Co-emulation platform targets complex RISC-V chip design - Engineering.com

Abstract

A newly introduced co-emulation platform is specifically engineered to handle the high complexity and customizability inherent in advanced RISC-V chip designs. This verification solution integrates high-speed hardware emulation with software simulation, enabling designers to efficiently test customized instruction set extensions and multi-core architectures.

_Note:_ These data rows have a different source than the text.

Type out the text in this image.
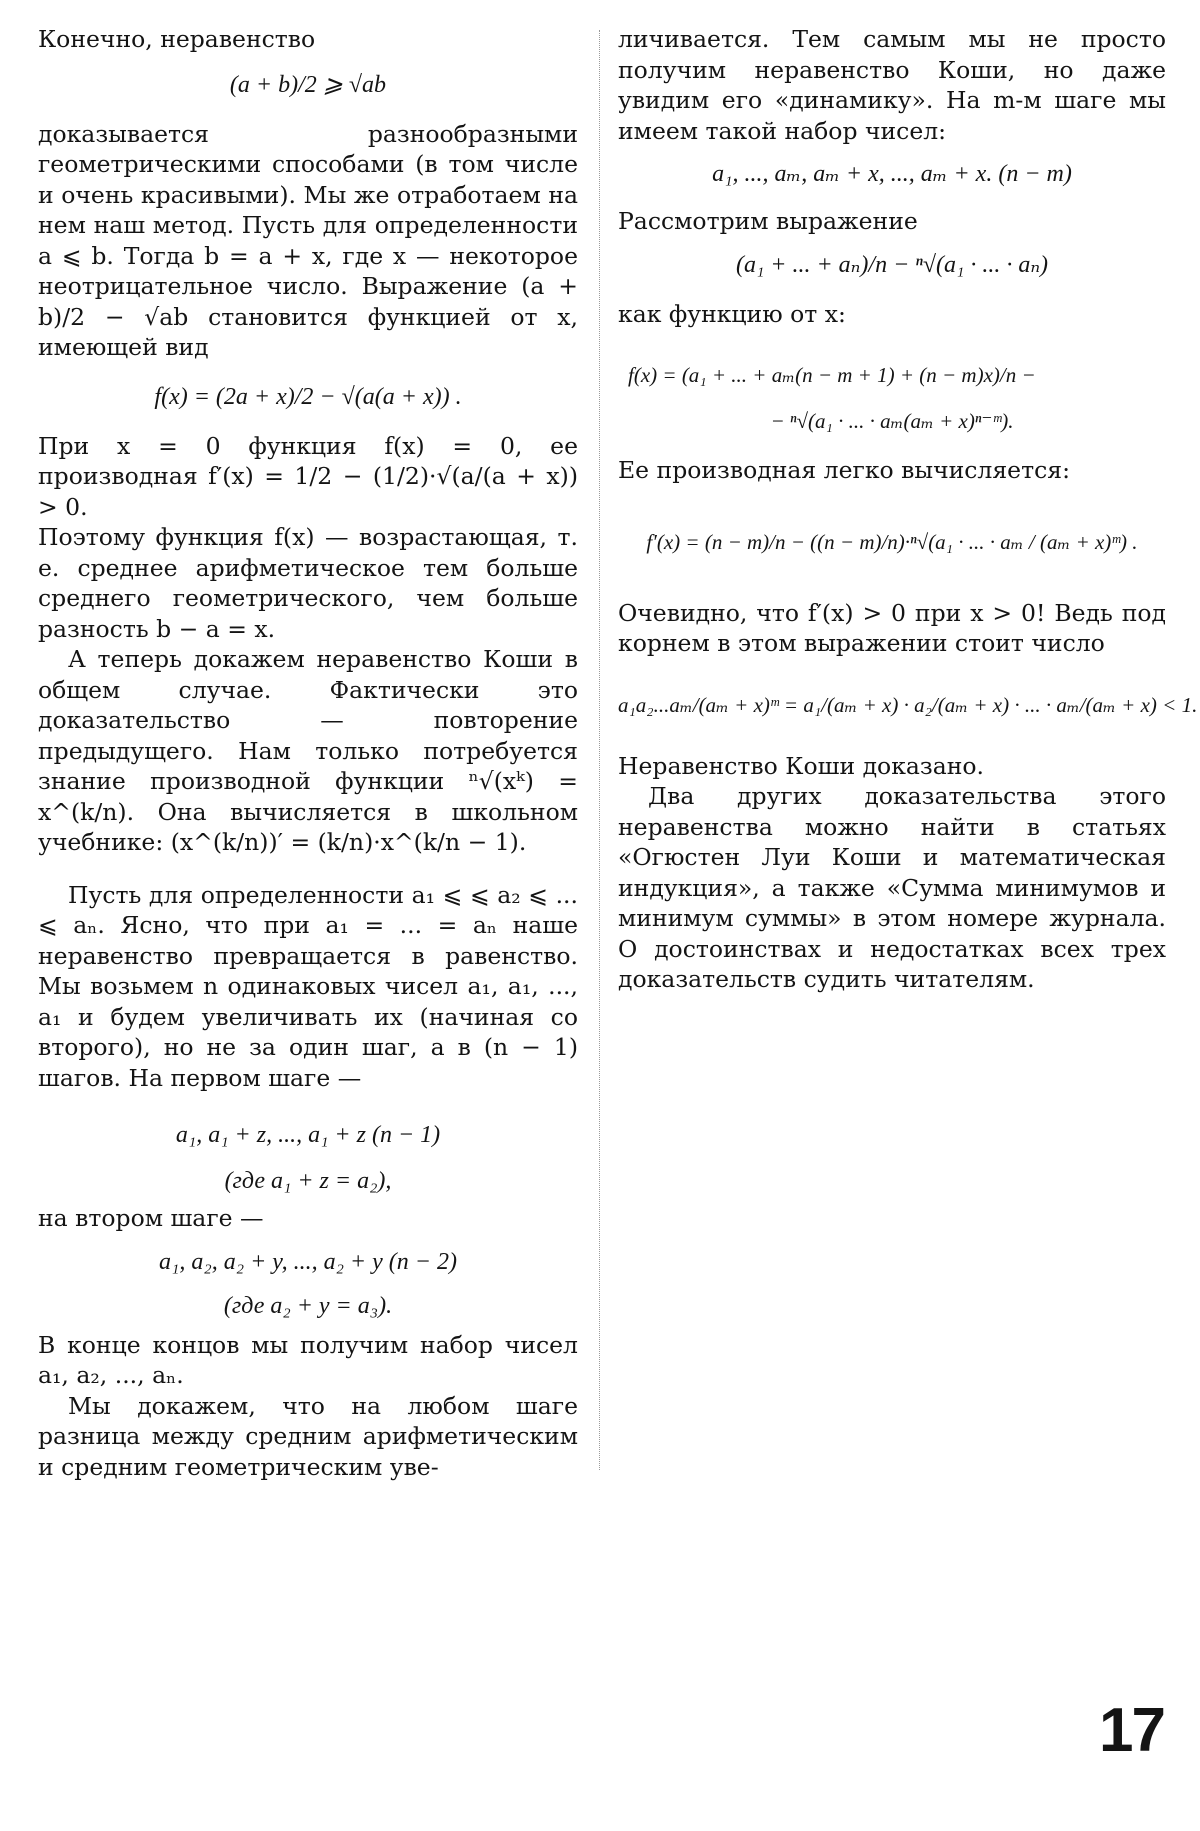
Конечно, неравенство

(a + b)/2 ⩾ √ab

доказывается разнообразными геометрическими способами (в том числе и очень красивыми). Мы же отработаем на нем наш метод. Пусть для определенности a ⩽ b. Тогда b = a + x, где x — некоторое неотрицательное число. Выражение (a + b)/2 − √ab становится функцией от x, имеющей вид

f(x) = (2a + x)/2 − √(a(a + x)) .

При x = 0 функция f(x) = 0, ее производная f′(x) = 1/2 − (1/2)·√(a/(a + x)) > 0.

Поэтому функция f(x) — возрастающая, т. е. среднее арифметическое тем больше среднего геометрического, чем больше разность b − a = x.

А теперь докажем неравенство Коши в общем случае. Фактически это доказательство — повторение предыдущего. Нам только потребуется знание производной функции ⁿ√(xᵏ) = x^(k/n). Она вычисляется в школьном учебнике: (x^(k/n))′ = (k/n)·x^(k/n − 1).

Пусть для определенности a₁ ⩽ ⩽ a₂ ⩽ ... ⩽ aₙ. Ясно, что при a₁ = ... = aₙ наше неравенство превращается в равенство. Мы возьмем n одинаковых чисел a₁, a₁, ..., a₁ и будем увеличивать их (начиная со второго), но не за один шаг, а в (n − 1) шагов. На первом шаге —

a₁, a₁ + z, ..., a₁ + z (n − 1)

(где a₁ + z = a₂),

на втором шаге —

a₁, a₂, a₂ + y, ..., a₂ + y (n − 2)

(где a₂ + y = a₃).

В конце концов мы получим набор чисел a₁, a₂, ..., aₙ.

Мы докажем, что на любом шаге разница между средним арифметическим и средним геометрическим уве-

личивается. Тем самым мы не просто получим неравенство Коши, но даже увидим его «динамику». На m-м шаге мы имеем такой набор чисел:

a₁, ..., aₘ, aₘ + x, ..., aₘ + x. (n − m)

Рассмотрим выражение

(a₁ + ... + aₙ)/n − ⁿ√(a₁ · ... · aₙ)

как функцию от x:

f(x) = (a₁ + ... + aₘ(n − m + 1) + (n − m)x)/n −

− ⁿ√(a₁ · ... · aₘ(aₘ + x)ⁿ⁻ᵐ).

Ее производная легко вычисляется:

f′(x) = (n − m)/n − ((n − m)/n)·ⁿ√(a₁ · ... · aₘ / (aₘ + x)ᵐ) .

Очевидно, что f′(x) > 0 при x > 0! Ведь под корнем в этом выражении стоит число

a₁a₂...aₘ/(aₘ + x)ᵐ = a₁/(aₘ + x) · a₂/(aₘ + x) · ... · aₘ/(aₘ + x) < 1.

Неравенство Коши доказано.

Два других доказательства этого неравенства можно найти в статьях «Огюстен Луи Коши и математическая индукция», а также «Сумма минимумов и минимум суммы» в этом номере журнала. О достоинствах и недостатках всех трех доказательств судить читателям.

17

The platform aims to accelerate the debugging cycle and ensure functional correctness for complex System-on-Chips, thereby speeding up time-to-market.

Report

Key Highlights

• Targeted Verification: The platform is specifically designed to address the unique challenges of complex RISC-V architecture implementation, including highly customized cores and accelerators.
• Co-emulation Methodology: It utilizes co-emulation, blending the high fidelity of hardware emulation (typically using FPGAs or specialized emulation boxes) with the flexibility and speed of software instruction set simulation (ISS).
• Handling Complexity: The main objective is managing the verification complexity introduced by RISC-V's extensibility, particularly in heterogeneous computing environments.
• Accelerated Development: The solution enables design teams to 'shift left,' allowing software development and hardware/software integration testing to begin much earlier in the design cycle.

Technical Details

• Integration: The core technical achievement is the seamless integration environment, allowing real-world stimuli and large-scale test cases to run across the partitioned hardware/software models.
• Architectural Support: The platform must support multiple RISC-V processor configurations (e.g., RV32I, RV64G, custom extensions) and heterogeneous core clusters within the SoC.
• Verification Speed: Co-emulation is typically leveraged to run verification steps at near-real-time speeds (MHz range), significantly faster than pure simulation (KHz range), essential for running full operating system boots and complex application workloads.
• Debug Capabilities: Includes advanced debug features that allow designers to seamlessly probe and analyze signals across both the hardware (emulated) and software (virtual platform) domains simultaneously.

Implications

• Maturity of Ecosystem: The introduction of specialized, high-performance verification tools signifies the increasing maturity and commercial readiness of the overall RISC-V ecosystem.
• Encouraging Customization: By providing a robust way to verify complex designs, the platform reduces the risk associated with developing proprietary RISC-V extensions, fostering further innovation.
• Competition: This offering places RISC-V verification capabilities closer to parity with established proprietary architectures, making the development path for advanced SoCs more predictable and reliable.
• Wider Adoption: It lowers the barrier to entry for large semiconductor companies building mission-critical or highly specialized devices based on RISC-V, which require rigorous, production-grade verification methodologies.